This series has focused on one specific aspect of American gun violence: gun suicide. Gun suicides account for the majority (61%) of all fatal shootings in America today. But gun suicides rarely receive attention in the American media or the halls of congress. Public mass shooting events - such as school shooting and theater shootings – do get a lot of media attention, though such mass shooting events are relatively rare and account for only a minor fraction of the over one hundred thousand Americans shot every year.
Because of long-standing associations of suicide with psychiatric disorders, and because some of the public mass shooting events have been done by people diagnosed with a psychiatric disorder, mental illness has taken a prominent place in public discussions of gun violence in America. Some Americans have blamed all of gun violence on the mentally ill. Perhaps not surprisingly, the NRA – America's premier lobbying group for the gun industry - suggests the only way to reduce gun violence in America is to a) sell more guns and bullets, and b) address issues of mental health and illness.

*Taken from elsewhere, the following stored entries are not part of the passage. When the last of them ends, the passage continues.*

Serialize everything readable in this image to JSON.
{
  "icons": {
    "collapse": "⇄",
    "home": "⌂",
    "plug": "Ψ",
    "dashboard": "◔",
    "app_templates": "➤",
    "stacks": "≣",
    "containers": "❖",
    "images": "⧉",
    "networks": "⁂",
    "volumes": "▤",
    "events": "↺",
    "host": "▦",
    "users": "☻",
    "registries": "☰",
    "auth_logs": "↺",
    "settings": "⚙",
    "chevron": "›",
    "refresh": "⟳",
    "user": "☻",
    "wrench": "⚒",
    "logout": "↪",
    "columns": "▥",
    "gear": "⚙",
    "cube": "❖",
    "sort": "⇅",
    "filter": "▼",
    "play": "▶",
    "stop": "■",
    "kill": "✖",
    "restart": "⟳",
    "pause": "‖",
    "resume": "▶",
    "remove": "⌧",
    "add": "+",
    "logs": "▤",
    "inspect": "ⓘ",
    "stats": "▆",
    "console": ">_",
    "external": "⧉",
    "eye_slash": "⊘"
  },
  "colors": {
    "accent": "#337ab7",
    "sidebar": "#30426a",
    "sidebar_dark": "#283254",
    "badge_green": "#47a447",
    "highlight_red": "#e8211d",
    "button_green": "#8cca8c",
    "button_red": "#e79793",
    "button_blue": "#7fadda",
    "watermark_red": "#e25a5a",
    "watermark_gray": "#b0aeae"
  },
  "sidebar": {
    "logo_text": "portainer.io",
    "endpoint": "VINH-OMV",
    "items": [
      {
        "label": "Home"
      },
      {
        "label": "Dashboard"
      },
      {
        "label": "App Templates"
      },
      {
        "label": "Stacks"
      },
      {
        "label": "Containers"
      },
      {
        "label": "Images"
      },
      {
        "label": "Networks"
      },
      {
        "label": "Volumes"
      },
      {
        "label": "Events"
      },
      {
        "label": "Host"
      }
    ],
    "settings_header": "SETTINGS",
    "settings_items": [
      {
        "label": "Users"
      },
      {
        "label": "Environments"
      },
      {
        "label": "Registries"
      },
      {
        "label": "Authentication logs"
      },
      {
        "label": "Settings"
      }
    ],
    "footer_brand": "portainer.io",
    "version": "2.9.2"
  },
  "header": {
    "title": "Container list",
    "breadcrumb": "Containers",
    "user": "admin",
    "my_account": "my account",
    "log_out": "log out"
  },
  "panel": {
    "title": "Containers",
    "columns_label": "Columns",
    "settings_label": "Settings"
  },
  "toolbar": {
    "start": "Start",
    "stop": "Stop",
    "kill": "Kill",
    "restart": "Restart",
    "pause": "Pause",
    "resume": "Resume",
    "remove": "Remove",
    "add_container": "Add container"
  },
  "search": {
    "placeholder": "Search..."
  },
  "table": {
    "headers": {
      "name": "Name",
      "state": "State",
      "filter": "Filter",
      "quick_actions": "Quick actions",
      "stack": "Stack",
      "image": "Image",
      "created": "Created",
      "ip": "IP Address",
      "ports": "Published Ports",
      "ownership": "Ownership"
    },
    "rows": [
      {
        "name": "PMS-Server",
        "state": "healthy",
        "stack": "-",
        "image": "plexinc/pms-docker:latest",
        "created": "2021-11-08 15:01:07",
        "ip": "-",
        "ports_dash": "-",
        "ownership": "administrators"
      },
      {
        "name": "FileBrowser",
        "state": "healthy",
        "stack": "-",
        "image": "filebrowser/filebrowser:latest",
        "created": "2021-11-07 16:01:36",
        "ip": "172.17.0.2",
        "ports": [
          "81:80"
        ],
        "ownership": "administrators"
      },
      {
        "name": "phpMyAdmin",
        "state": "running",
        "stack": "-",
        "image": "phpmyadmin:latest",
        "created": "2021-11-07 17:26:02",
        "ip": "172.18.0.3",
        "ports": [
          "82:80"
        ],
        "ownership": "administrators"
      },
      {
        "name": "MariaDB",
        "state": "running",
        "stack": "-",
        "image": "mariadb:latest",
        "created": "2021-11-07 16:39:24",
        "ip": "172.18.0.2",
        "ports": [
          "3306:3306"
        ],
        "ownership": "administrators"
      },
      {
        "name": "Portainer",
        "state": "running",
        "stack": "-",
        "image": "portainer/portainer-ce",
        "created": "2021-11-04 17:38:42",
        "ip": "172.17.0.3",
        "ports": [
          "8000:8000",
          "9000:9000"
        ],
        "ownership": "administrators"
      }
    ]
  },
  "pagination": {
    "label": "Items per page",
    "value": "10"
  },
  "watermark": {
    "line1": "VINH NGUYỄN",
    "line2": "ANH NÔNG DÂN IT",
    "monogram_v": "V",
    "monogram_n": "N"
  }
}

Gun violence in America is a complex problem and multi-factorial in nature. Blaming all of gun violence on the mentally ill is both wrong logically, and a derogatory insult to the millions of Americans who suffer from mental illness. And while psychology (the study of mental processes) and psychiatry (the study of mental disorders and their treatment) have both helped us to understand and ameliorate a variety of social problems, neither psychology nor psychiatry alone can solve the problem of gun violence in America.
Here is why:
1) Blaming gun violence on the mentally ill mischaracterizes and stigmatizes mental illness. The vast majority of psychiatric illness (depression, schizophrenia, anxiety disorders, etc) tend to make people shy and retiring, not explosively aggressive. It is a gross mischaracterization to suggest that everyone with a psychiatric illness is a ticking time bomb ready to explode into violence. Such ideas further stigmatize mental illness.
2) Blaming gun violence on the mentally ill has a chilling effect on those needing or seeking help. Suggesting publicly that everyone who goes to a psychiatrist's office is a ticking time bomb of violence and should have their names entered into a national database for federal scrutiny and/or suffer a further erosion of their civil rights is a good way to make people avoid the psychiatrists' offices.
3) Suicides and school shootings are not diagnostic of psychiatric illness. By itself, using a gun to kill oneself, or to shoot first-graders in a public school is not diagnostic of any psychiatric illness. Certainly, using a gun to kill oneself or to shoot first-graders fits our colloquial definition of “crazy”, and such behaviors may occur in a variety of different psychiatric disorders. But in the absence of any other signs or symptoms, such behaviors of themselves do not qualify a person for any specific psychiatric diagnosis under the formal criteria by which psychiatrists establish a diagnosis. The proper and accurate diagnosis of a psychiatric disorder does not depend on any one particular act, but rather on a multitude of behaviors displayed repeatedly over a period of time.
4) The limited powers of psychiatry. When it comes to suicide or violence, psychiatry has no magic bullets. Psychiatrists determine the likelihood that an individual may be contemplating hurting themselves or others by sitting down with the individual and asking them about their plans – a process that can take hours. When a potentially dangerous person is identified, violence is prevented by simply watching that person and keeping them away from dangerous objects and situations. Keeping a person from dangerous objects and situations may mean involuntary treatment: a loss of freedoms and liberty for someone who may well have no prior record of wrongdoings. The case of James Holmes - the shooter at the Aurora, CO. theater - is illustrative. Mr. Holmes had been seeing a psychiatrist who became convinced that Mr. Holmes was becoming homicidal. The psychiatrist reported her concerns to the authorities (as the psychiatrist is required to do by law), but could do nothing more to intervene. One month later, Mr. Holmes committed his act of mass violence. Even in this case where a psychiatrist was involved prior to the act of violence, and whose clinical judgment was that there was a good chance that violence could occur, the psychiatrist could do nothing by herself to prevent the violence. Psychiatry may be able to identify some of the people who later become violent; doing so accurately in a nation of over 300 million is almost impossible. What then happens to those so identified is a social and legal problem of Herculean proportions.
5) Any fixes to a broken mental health system will require years to effect changes in overall levels of gun violence. Fixing a broken mental health system will require changes in private and government funding, advances in clinical research, and a new attitude balancing medical necessity and profits among clinicians and hospital administrators. All of this could take years and even decades before any differences in violent behaviors among Americans are observed. None of the over 100,000 Americans who will be shot this year want to wait that long.